Somehow I missed Half Nelson at both Sundance and in critics’ screenings. It’s not an easy picture, neither in terms of subject — an otherwise over-earnest Brooklyn junior high school teacher (Ryan Gosling) buys crack from the same neighborhood element threatening his students’ welfare — nor execution, which loops around the characters’ intentions and actions like a never-swept spiral staircase. But it’s worthy, in no small part because of Gosling’s strong, understated performance and the incredible generosity of his pubescent costar, Shareeka Epps, who plays the student who’s onto his coke problem partly because she’s already submerged in the perils of that world.
That Epps has already developed her chops enough to bestow generosity upon her fellow actors speaks volumes about her tremendous talent; she resorts to none of the tricks most young actors pass off as acting: no flat, unmitigated stare; no mugging. She watches instead, with eyebrows that punctuate a whole scene singlehandedly and a big grin that you wish her character had opportunity to flash more. But as Dre, the daughter of a single MTA worker (Karen Chilton) rueful about her daughter’s isolation but too mired in scraping together her bare necessities to otherwise nurture her, Epps is more of a badass who terrorizes the biggest thug in the schoolyard yet still weeps over her brother in prison, and over her teacher’s terrible folly. She is intact, in other words, which partly stems from bright lights like her smart teacher who ignores the prescribed school curriculum to teach his students critical thought — to think beyond the black-and-whites literally and figuratively prescribed by their neighborhood, their media. Their whole world, in other words.

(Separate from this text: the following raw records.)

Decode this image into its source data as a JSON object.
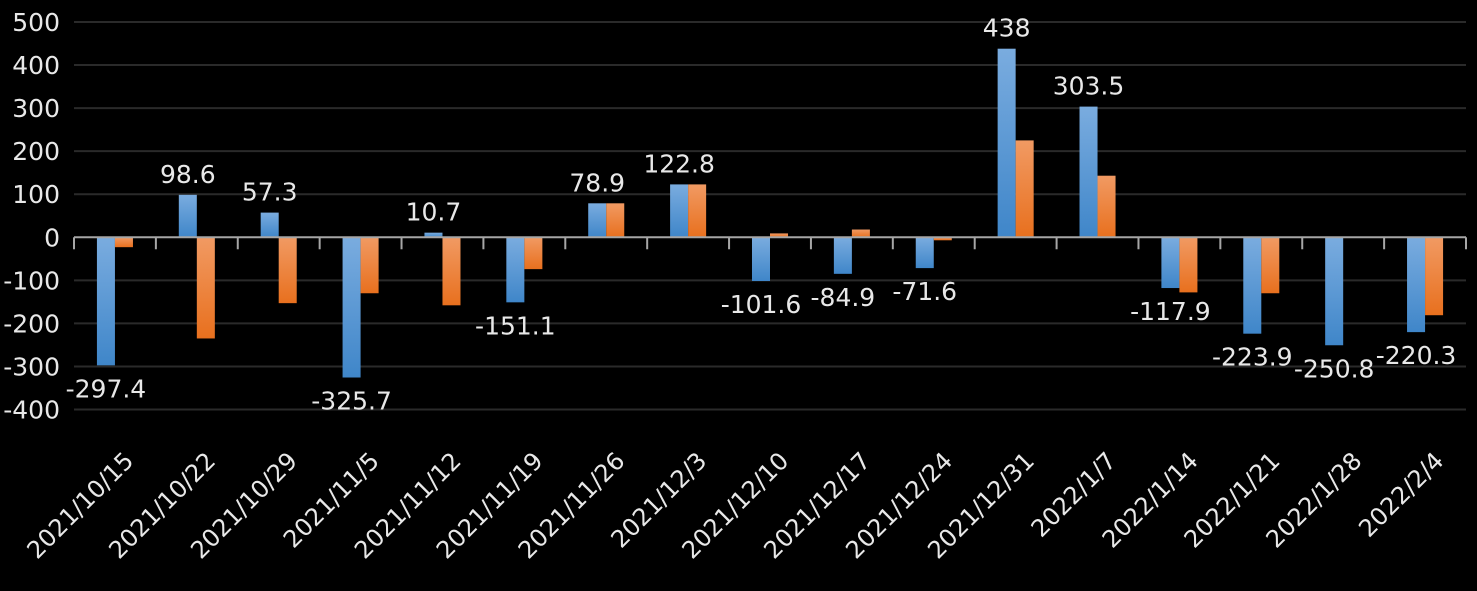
{
  "chart_data": {
    "type": "bar",
    "title": "",
    "xlabel": "",
    "ylabel": "",
    "ylim": [
      -400,
      500
    ],
    "yticks": [
      500,
      400,
      300,
      200,
      100,
      0,
      -100,
      -200,
      -300,
      -400
    ],
    "grid": true,
    "legend": "none",
    "categories": [
      "2021/10/15",
      "2021/10/22",
      "2021/10/29",
      "2021/11/5",
      "2021/11/12",
      "2021/11/19",
      "2021/11/26",
      "2021/12/3",
      "2021/12/10",
      "2021/12/17",
      "2021/12/24",
      "2021/12/31",
      "2022/1/7",
      "2022/1/14",
      "2022/1/21",
      "2022/1/28",
      "2022/2/4"
    ],
    "series": [
      {
        "color": "#5b9bd5",
        "values": [
          -297.4,
          98.6,
          57.3,
          -325.7,
          10.7,
          -151.1,
          78.9,
          122.8,
          -101.6,
          -84.9,
          -71.6,
          438,
          303.5,
          -117.9,
          -223.9,
          -250.8,
          -220.3
        ],
        "labels": [
          "-297.4",
          "98.6",
          "57.3",
          "-325.7",
          "10.7",
          "-151.1",
          "78.9",
          "122.8",
          "-101.6",
          "-84.9",
          "-71.6",
          "438",
          "303.5",
          "-117.9",
          "-223.9",
          "-250.8",
          "-220.3"
        ]
      },
      {
        "color": "#ed7d31",
        "values": [
          -23,
          -235,
          -153,
          -130,
          -158,
          -74,
          78.9,
          122.8,
          9,
          18,
          -7,
          225,
          143,
          -128,
          -130,
          0,
          -181
        ]
      }
    ]
  }
}
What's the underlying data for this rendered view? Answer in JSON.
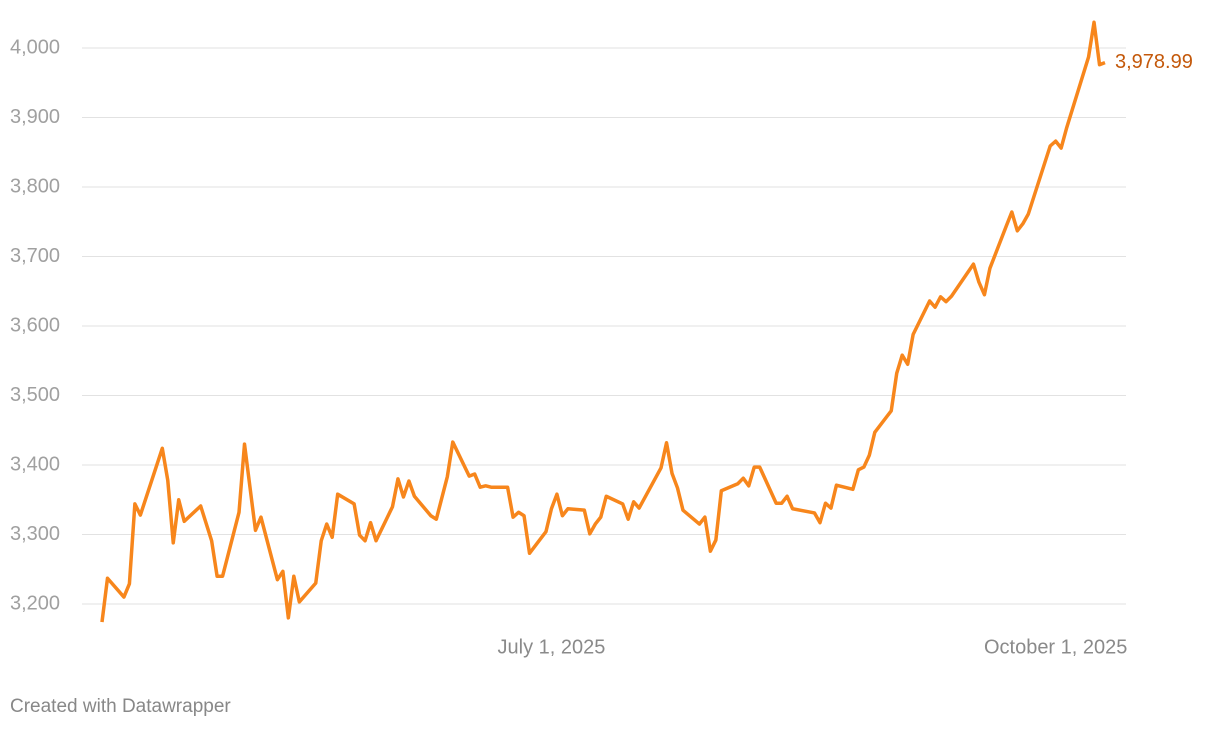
{
  "chart_data": {
    "type": "line",
    "credit": "Created with Datawrapper",
    "x": [
      "2025-04-10",
      "2025-04-11",
      "2025-04-14",
      "2025-04-15",
      "2025-04-16",
      "2025-04-17",
      "2025-04-21",
      "2025-04-22",
      "2025-04-23",
      "2025-04-24",
      "2025-04-25",
      "2025-04-28",
      "2025-04-30",
      "2025-05-01",
      "2025-05-02",
      "2025-05-05",
      "2025-05-06",
      "2025-05-08",
      "2025-05-09",
      "2025-05-12",
      "2025-05-13",
      "2025-05-14",
      "2025-05-15",
      "2025-05-16",
      "2025-05-19",
      "2025-05-20",
      "2025-05-21",
      "2025-05-22",
      "2025-05-23",
      "2025-05-26",
      "2025-05-27",
      "2025-05-28",
      "2025-05-29",
      "2025-05-30",
      "2025-06-02",
      "2025-06-03",
      "2025-06-04",
      "2025-06-05",
      "2025-06-06",
      "2025-06-09",
      "2025-06-10",
      "2025-06-12",
      "2025-06-13",
      "2025-06-16",
      "2025-06-17",
      "2025-06-18",
      "2025-06-19",
      "2025-06-20",
      "2025-06-23",
      "2025-06-24",
      "2025-06-25",
      "2025-06-26",
      "2025-06-27",
      "2025-06-30",
      "2025-07-01",
      "2025-07-02",
      "2025-07-03",
      "2025-07-04",
      "2025-07-07",
      "2025-07-08",
      "2025-07-09",
      "2025-07-10",
      "2025-07-11",
      "2025-07-14",
      "2025-07-15",
      "2025-07-16",
      "2025-07-17",
      "2025-07-21",
      "2025-07-22",
      "2025-07-23",
      "2025-07-24",
      "2025-07-25",
      "2025-07-28",
      "2025-07-29",
      "2025-07-30",
      "2025-07-31",
      "2025-08-01",
      "2025-08-04",
      "2025-08-05",
      "2025-08-06",
      "2025-08-07",
      "2025-08-08",
      "2025-08-11",
      "2025-08-12",
      "2025-08-13",
      "2025-08-14",
      "2025-08-18",
      "2025-08-19",
      "2025-08-20",
      "2025-08-21",
      "2025-08-22",
      "2025-08-25",
      "2025-08-26",
      "2025-08-27",
      "2025-08-28",
      "2025-08-29",
      "2025-09-01",
      "2025-09-02",
      "2025-09-03",
      "2025-09-04",
      "2025-09-05",
      "2025-09-08",
      "2025-09-09",
      "2025-09-10",
      "2025-09-11",
      "2025-09-12",
      "2025-09-16",
      "2025-09-17",
      "2025-09-18",
      "2025-09-19",
      "2025-09-22",
      "2025-09-23",
      "2025-09-24",
      "2025-09-25",
      "2025-09-26",
      "2025-09-30",
      "2025-10-01",
      "2025-10-02",
      "2025-10-03",
      "2025-10-07",
      "2025-10-08",
      "2025-10-09",
      "2025-10-10"
    ],
    "series": [
      {
        "color": "#f7861c",
        "values": [
          3174,
          3237,
          3210,
          3229,
          3344,
          3328,
          3424,
          3378,
          3288,
          3350,
          3319,
          3341,
          3291,
          3240,
          3240,
          3332,
          3430,
          3306,
          3325,
          3235,
          3247,
          3180,
          3240,
          3203,
          3230,
          3291,
          3315,
          3296,
          3358,
          3344,
          3299,
          3291,
          3317,
          3291,
          3340,
          3380,
          3354,
          3377,
          3355,
          3327,
          3322,
          3383,
          3433,
          3384,
          3387,
          3368,
          3370,
          3368,
          3368,
          3325,
          3332,
          3327,
          3273,
          3304,
          3337,
          3358,
          3327,
          3337,
          3335,
          3301,
          3315,
          3325,
          3355,
          3344,
          3322,
          3347,
          3338,
          3396,
          3432,
          3388,
          3367,
          3335,
          3315,
          3325,
          3276,
          3292,
          3363,
          3373,
          3381,
          3370,
          3397,
          3397,
          3345,
          3345,
          3355,
          3337,
          3331,
          3317,
          3345,
          3338,
          3371,
          3365,
          3393,
          3397,
          3414,
          3447,
          3478,
          3532,
          3558,
          3545,
          3588,
          3636,
          3627,
          3642,
          3635,
          3643,
          3689,
          3663,
          3645,
          3683,
          3744,
          3764,
          3737,
          3747,
          3761,
          3859,
          3866,
          3856,
          3885,
          3987,
          4037,
          3976,
          3978.99
        ],
        "value_labels": [
          null,
          null,
          null,
          null,
          null,
          null,
          null,
          null,
          null,
          null,
          null,
          null,
          null,
          null,
          null,
          null,
          null,
          null,
          null,
          null,
          null,
          null,
          null,
          null,
          null,
          null,
          null,
          null,
          null,
          null,
          null,
          null,
          null,
          null,
          null,
          null,
          null,
          null,
          null,
          null,
          null,
          null,
          null,
          null,
          null,
          null,
          null,
          null,
          null,
          null,
          null,
          null,
          null,
          null,
          null,
          null,
          null,
          null,
          null,
          null,
          null,
          null,
          null,
          null,
          null,
          null,
          null,
          null,
          null,
          null,
          null,
          null,
          null,
          null,
          null,
          null,
          null,
          null,
          null,
          null,
          null,
          null,
          null,
          null,
          null,
          null,
          null,
          null,
          null,
          null,
          null,
          null,
          null,
          null,
          null,
          null,
          null,
          null,
          null,
          null,
          null,
          null,
          null,
          null,
          null,
          null,
          null,
          null,
          null,
          null,
          null,
          null,
          null,
          null,
          null,
          null,
          null,
          null,
          null,
          null,
          null,
          null,
          "3,978.99"
        ],
        "label_color": "#c4590b"
      }
    ],
    "xlim": [
      "2025-04-10",
      "2025-10-10"
    ],
    "xticks": [
      {
        "value": "2025-07-01",
        "label": "July 1, 2025"
      },
      {
        "value": "2025-10-01",
        "label": "October 1, 2025"
      }
    ],
    "ylim": [
      3200,
      4000
    ],
    "yticks": [
      {
        "value": 3200,
        "label": "3,200"
      },
      {
        "value": 3300,
        "label": "3,300"
      },
      {
        "value": 3400,
        "label": "3,400"
      },
      {
        "value": 3500,
        "label": "3,500"
      },
      {
        "value": 3600,
        "label": "3,600"
      },
      {
        "value": 3700,
        "label": "3,700"
      },
      {
        "value": 3800,
        "label": "3,800"
      },
      {
        "value": 3900,
        "label": "3,900"
      },
      {
        "value": 4000,
        "label": "4,000"
      }
    ],
    "grid": true
  }
}
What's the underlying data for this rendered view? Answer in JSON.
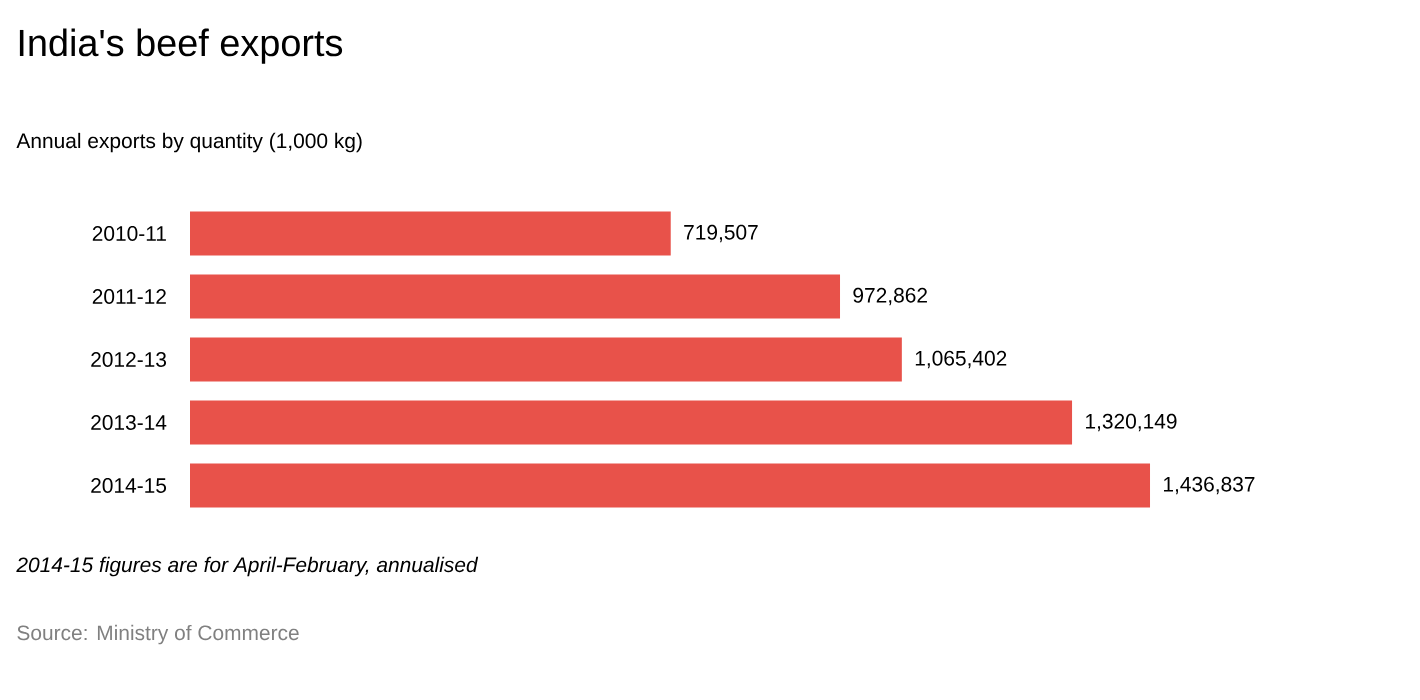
{
  "chart_data": {
    "type": "bar",
    "orientation": "horizontal",
    "title": "India's beef exports",
    "subtitle": "Annual exports by quantity (1,000 kg)",
    "categories": [
      "2010-11",
      "2011-12",
      "2012-13",
      "2013-14",
      "2014-15"
    ],
    "values": [
      719507,
      972862,
      1065402,
      1320149,
      1436837
    ],
    "color": "#e8524a",
    "value_labels": [
      "719,507",
      "972,862",
      "1,065,402",
      "1,320,149",
      "1,436,837"
    ],
    "annotations": [
      "2014-15 figures are for April-February, annualised",
      "Source: Ministry of Commerce"
    ]
  }
}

Here’s where the film falls out, for though moralizing would do no good in a film invested on every level in the greys of life, it’s a bitter pill to swallow that the predicament of the student preyed upon by drug dealer is equal to that of the teacher buying from that dealer. It’s hard to forgive those particular trespasses in an adult entrusted with the education of teens who receive very little other support — and though we eventually sit through an evening with his boozy, liberal (with all the true-lefties’ attendant negative associations to that term) family that sheds light on his strain of inner turbulence, it ain’t hardly enough.
It’s an explanation, though, if not an excuse, and that’s all that this small, quiet triumph seeks to offer. To its credit. I’m grateful I finally did surrender to its sleepy, sad stupor.